Example 2: Assume that an employee has a University-provided cellular phone plan that provides 500 minutes a month for $60, total use for the month is 600 minutes, and personal use for the month is 200 minutes.  Also assume that minutes in excess of the plan limit incur an additional charge of $0.25 per minute. Under these assumptions, the employee would reimburse the University $37    for his/her personal use ($60 * 100/500) + (100 * $0.25) = $37.

 

Example 3: Assume that an employee has a University-provided cellular phone plan that provides 500 minutes a month for $60, total use for the month is 600 minutes, and personal use for the month is 50 minutes.  Also assume that minutes in excess of the plan limit incur an additional charge of $0.25 per minute.  Under these assumptions, the employee would reimburse the University $12.50 for his/her personal use (50 * $0.25) = $12.50.

 

Example 4: Assume that an employee has a University-provided cellular phone plan that provides 500 minutes a month for $60, total use for the month is 300 minutes, and personal use for the month is 100 minutes.  Also, assume that the employee incurs $30 of roaming (out-of-area) charges, $25 of which is related to personal calls.  Under these assumptions, the employee would reimburse the University $45 for his/her personal use ($60 * 100/300) + $25 = $45.

 

Cellular Phones on Sponsored Projects:

 

The base fee for a cell phone is usually not allowable on a sponsored project.  The base fee is considered a local telephone cost that is already paid by the sponsor as part of the F&A (indirect cost) rate.  Under certain unusual circumstances, cell phone charges may be allowable on a project.  Faculty and staff should contact their Sponsored Program Officer before attempting to charge these fees to a sponsored project.

 

Taxable Allowance Option for Cellular Phones

 

To reduce the administrative burdens associated with tracking business and personal use of University-provided cellular phones, colleges and vice presidential units have the option of offering a taxable allowance for cellular phone service, similar to those provided under the Home Internet Connectivity Policy.  Under this option, University payment or reimbursement for cellular phone service will be reported as taxable income on the employee’s W-2 form. No record keeping of business and personal use is required for central University purposes.

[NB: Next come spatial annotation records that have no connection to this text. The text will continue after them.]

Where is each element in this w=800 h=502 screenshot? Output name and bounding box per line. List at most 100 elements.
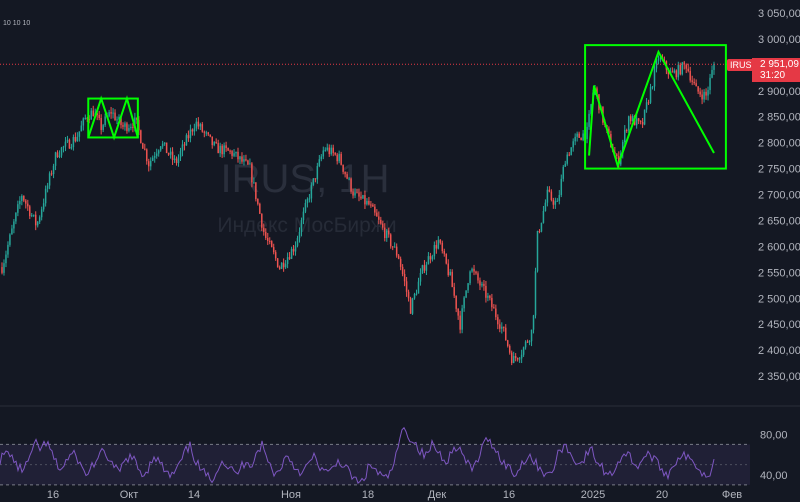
candle	[516, 357, 519, 362]
candle	[286, 252, 289, 269]
candle	[5, 250, 7, 268]
candle	[447, 259, 449, 277]
price-chart[interactable]: IRUS, 1H Индекс МосБиржи 3 050,00 3 000,0…	[0, 0, 800, 502]
candle	[586, 122, 588, 144]
candle	[80, 120, 83, 132]
candle	[29, 204, 31, 220]
candle	[639, 120, 642, 125]
candle	[625, 128, 628, 133]
candle	[451, 269, 453, 288]
candle	[112, 108, 114, 119]
candle	[209, 134, 211, 138]
candle	[705, 88, 707, 100]
candle	[562, 164, 565, 182]
candle	[36, 220, 39, 228]
rsi-axis[interactable]: 80,00 40,00	[760, 429, 788, 482]
candle	[13, 219, 15, 234]
pattern-zigzag[interactable]	[588, 49, 715, 170]
candle	[280, 262, 283, 270]
candle	[508, 344, 511, 355]
candle	[487, 292, 489, 302]
candle	[580, 137, 582, 141]
candle	[697, 86, 699, 95]
candle	[483, 280, 485, 291]
candle	[330, 144, 332, 156]
candle	[17, 200, 19, 217]
candle	[292, 244, 295, 256]
candle	[443, 248, 446, 257]
candle	[34, 211, 37, 231]
candle	[386, 228, 388, 242]
candle	[425, 261, 428, 276]
candle	[534, 267, 537, 319]
candle	[44, 185, 47, 207]
candle	[415, 289, 418, 296]
candle	[270, 240, 273, 248]
candle	[495, 304, 497, 321]
candle	[15, 212, 17, 225]
candle	[409, 296, 412, 314]
candle	[50, 170, 53, 176]
candle	[32, 214, 35, 218]
price-tick-label: 2 800,00	[758, 138, 800, 150]
candle	[233, 149, 235, 158]
candle	[167, 152, 170, 156]
price-tick-label: 2 900,00	[758, 86, 800, 98]
candle	[695, 79, 697, 87]
chart-stage[interactable]: IRUS, 1H Индекс МосБиржи 3 050,00 3 000,0…	[0, 0, 800, 502]
candle	[169, 147, 172, 159]
price-tick-label: 2 650,00	[758, 215, 800, 227]
candle	[187, 130, 190, 142]
time-axis[interactable]: 16 Окт 14 Ноя 18 Дек 16 2025 20 Фев	[47, 489, 742, 501]
candle	[701, 89, 703, 105]
candle	[207, 131, 210, 137]
candle	[195, 117, 198, 132]
candle	[52, 163, 55, 179]
candle	[1, 262, 3, 275]
candle	[177, 154, 180, 167]
candle	[548, 186, 551, 193]
candle	[493, 304, 495, 309]
candle	[48, 171, 51, 190]
candle	[471, 267, 473, 273]
candle	[90, 107, 92, 120]
candle	[272, 243, 275, 255]
candle	[199, 122, 202, 130]
candle	[151, 155, 154, 162]
time-tick-label: 18	[362, 489, 374, 501]
candle	[213, 141, 215, 147]
candle	[157, 149, 160, 157]
candle	[481, 281, 483, 288]
candle	[578, 131, 580, 139]
price-tick-label: 2 500,00	[758, 293, 800, 305]
last-price-value: 2 951,09	[760, 59, 799, 70]
candle	[326, 143, 329, 152]
time-tick-label: Ноя	[281, 489, 301, 501]
candle	[465, 290, 467, 299]
pattern-rectangle[interactable]	[584, 44, 727, 170]
candle	[334, 152, 336, 156]
candle	[110, 106, 112, 119]
candle	[76, 132, 79, 142]
candle	[130, 123, 132, 131]
candle	[433, 241, 436, 260]
candle	[30, 212, 33, 218]
candle	[554, 197, 557, 209]
candle	[205, 130, 208, 137]
candle	[159, 145, 162, 152]
candle	[128, 124, 130, 133]
candle	[526, 339, 529, 343]
time-tick-label: Фев	[722, 489, 742, 501]
candle	[221, 144, 223, 158]
candle	[441, 240, 444, 254]
candle	[651, 86, 654, 90]
candle	[649, 83, 652, 105]
candle	[78, 131, 81, 142]
candle	[645, 98, 648, 113]
candle	[146, 148, 148, 165]
pattern-annotations[interactable]	[87, 44, 727, 170]
candle	[92, 105, 94, 117]
watermark-symbol: IRUS, 1H	[221, 157, 390, 201]
candle	[503, 326, 505, 332]
candle	[437, 236, 440, 250]
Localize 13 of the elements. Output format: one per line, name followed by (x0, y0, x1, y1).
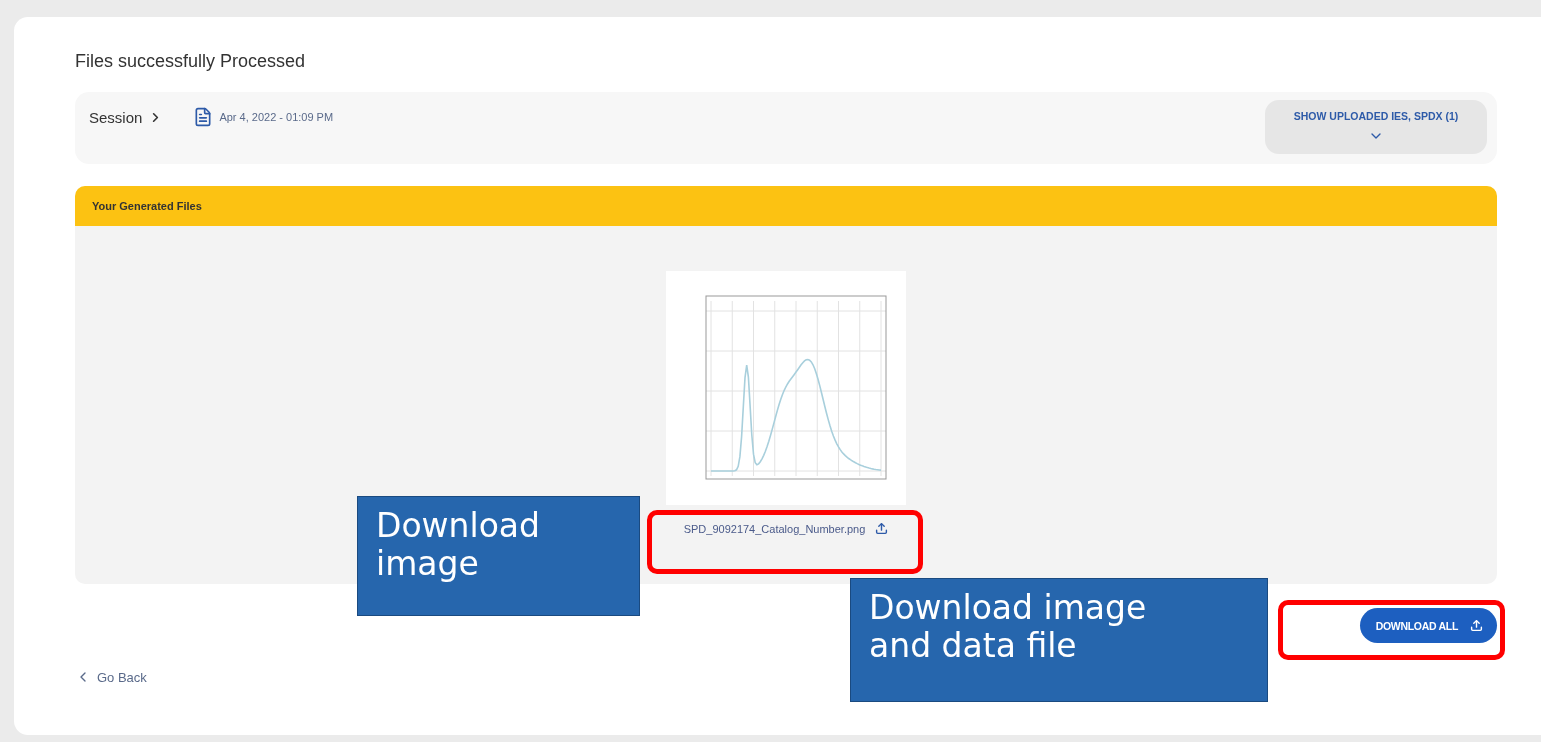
document-icon (193, 107, 214, 127)
session-link[interactable]: Session (89, 109, 164, 126)
session-date: Apr 4, 2022 - 01:09 PM (219, 111, 334, 123)
show-uploaded-button[interactable]: SHOW UPLOADED IES, SPDX (1) (1265, 100, 1487, 154)
file-download-link[interactable]: SPD_9092174_Catalog_Number.png (683, 522, 889, 535)
page-title: Files successfully Processed (75, 51, 307, 72)
go-back-link[interactable]: Go Back (75, 669, 147, 685)
callout-label: Download image (357, 496, 640, 616)
panel-header: Your Generated Files (75, 186, 1497, 226)
callout-label: Download image and data file (850, 578, 1268, 702)
upload-icon (1470, 619, 1483, 632)
upload-icon (875, 522, 889, 535)
download-all-button[interactable]: DOWNLOAD ALL (1359, 608, 1497, 643)
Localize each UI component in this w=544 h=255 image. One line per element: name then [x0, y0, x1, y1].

However, record keeping requirements or review procedures may be established at the college/unit level.

 

Reimbursement for Business Calls on Personal Cellular Phones

 

If the business use of a cellular telephone is infrequent, or if the personal use exceeds business use, the department should require the employee to provide his/her own cellular telephone and submit reimbursement requests for business calls.  A copy of the cellular phone bill, detailing the individual calls to be reimbursed, must accompany the reimbursement request.  The reimbursement amount is to be computed based on business use as a percentage of total use.

 

For example, assume that an employee has a personal cellular phone plan that provides 500 minutes a month for $60, total use for the month is 300 minutes, and business use for the month is 100 minutes.  Under these assumptions, the University would reimburse the employee $20 for his/her business use ($60 * 100/300 = $20). 

 

The University may also reimburse employees for roaming (out-of-area) charges associated with business calls.

 

See the Travel Policy for reimbursement of phone calls while on travel status.

 

Procedure

 

Processing of Taxable Allowances

 

If the allowance is to be paid directly to an employee, process additional pay through Human Resources, using the TXR earnings code.

If the University is paying the vendor for the cellular phone service, process the payment via 100W (for UNITS) or Accounts Payable (for external vendors) and record an adjustment to the employee’s taxable gross income in the HR system, using the TGI earnings code.

Reimbursement of Personal Calls

 

Use Journal Entry-Deposit panels and credit the same Chartfield combination used to record the original charges.